The U.S. Postal Service reported a net loss of $740 million for the third quarter of fiscal 2013, as a gain in operating revenue was not enough to offset a legal requirement to book expenses for “pre-funding” future retiree health care. During the same three-month period from April through June last year, the mail carrier lost $5.2 billion.
For this latest quarter, mail volume totaled 37.9 billion pieces, down about one percent from last year, although profitable first-class mail volume fell 3.4 percent, the agency said in the quarterly financial report released Friday. But the $16.2 billion in operating revenue represented a 3.6 percent increase from last year as the Postal Service’s shipping and package business continued to thrive.
The report shows a 19 percent drop in operating expenses to $16.9 billion, aided by a favorable change in interest rates that drove down long-term workers’ compensation costs by $918 million. The agency also touted the impact of workforce reductions and other downsizing steps.
The bulk of the decrease, however, stems from the fact that the Postal Service is having to book only one annual installment for future retiree health care, compared to two last year. That $5.6 billion installment is due at the end of next month, but — as it has the last two years — the Postal Service plans to default, citing a lack of cash.
Without workers’ comp and retiree health care pre-funding, the Postal Sevice’s net loss would have been $120 million, compared to $322 million last year, according to the report. In a statement, the head of the National Association of Lettter Carriers blamed all of the red ink for the first nine months of the fiscal year on the pre-funding rquirement and urged Congress to focus on eliminating that mandate, rather than allow the agency to end Saturday mail delivery.
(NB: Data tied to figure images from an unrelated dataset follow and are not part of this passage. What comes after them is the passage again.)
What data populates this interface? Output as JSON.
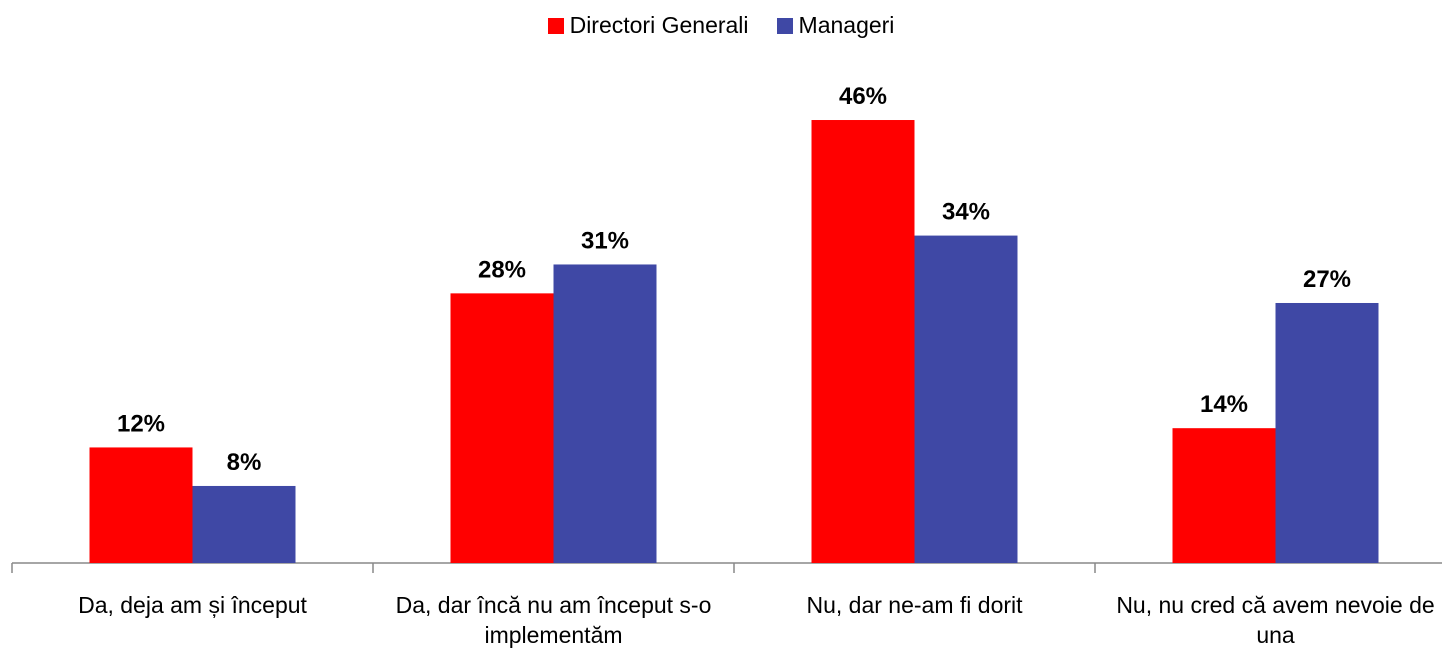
{
  "chart_data": {
    "type": "bar",
    "categories": [
      "Da, deja am și început",
      "Da, dar încă nu am început s-o implementăm",
      "Nu, dar ne-am fi dorit",
      "Nu, nu cred că avem nevoie de una"
    ],
    "series": [
      {
        "name": "Directori Generali",
        "color": "#ff0000",
        "values": [
          12,
          28,
          46,
          14
        ],
        "value_labels": [
          "12%",
          "28%",
          "46%",
          "14%"
        ]
      },
      {
        "name": "Manageri",
        "color": "#3f48a5",
        "values": [
          8,
          31,
          34,
          27
        ],
        "value_labels": [
          "8%",
          "31%",
          "34%",
          "27%"
        ]
      }
    ]
  }
}
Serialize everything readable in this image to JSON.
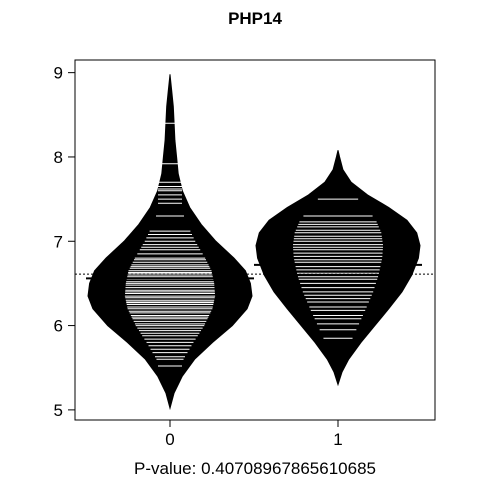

“The path to profitability is clear,” NALC President Fredric Rolando said in the statement. “Address the pre-funding fiasco and give the Postal Service the freedom to innovate and grow in the digital era.”
But halting Saturday mail delivery would save about $2 billion annually, according to USPS leaders, who have made that step a centerpiece of their five-year plan for fostering financial stability. “Fundamental changes” are needed, Joe Corbett, the Postal Service’s chief financial officer, said in a separate statement.“However, without comprehensive postal reform legislation signed into law, our hands are tied and we expect multi-billion dollar annual losses to continue.”
While both House and Senate members have introduced bills that would reshape USPS operations — potentially including an end to Saturday mail delivery — neither fully adopts the Postal Service’s five-year plan or is close to becoming law.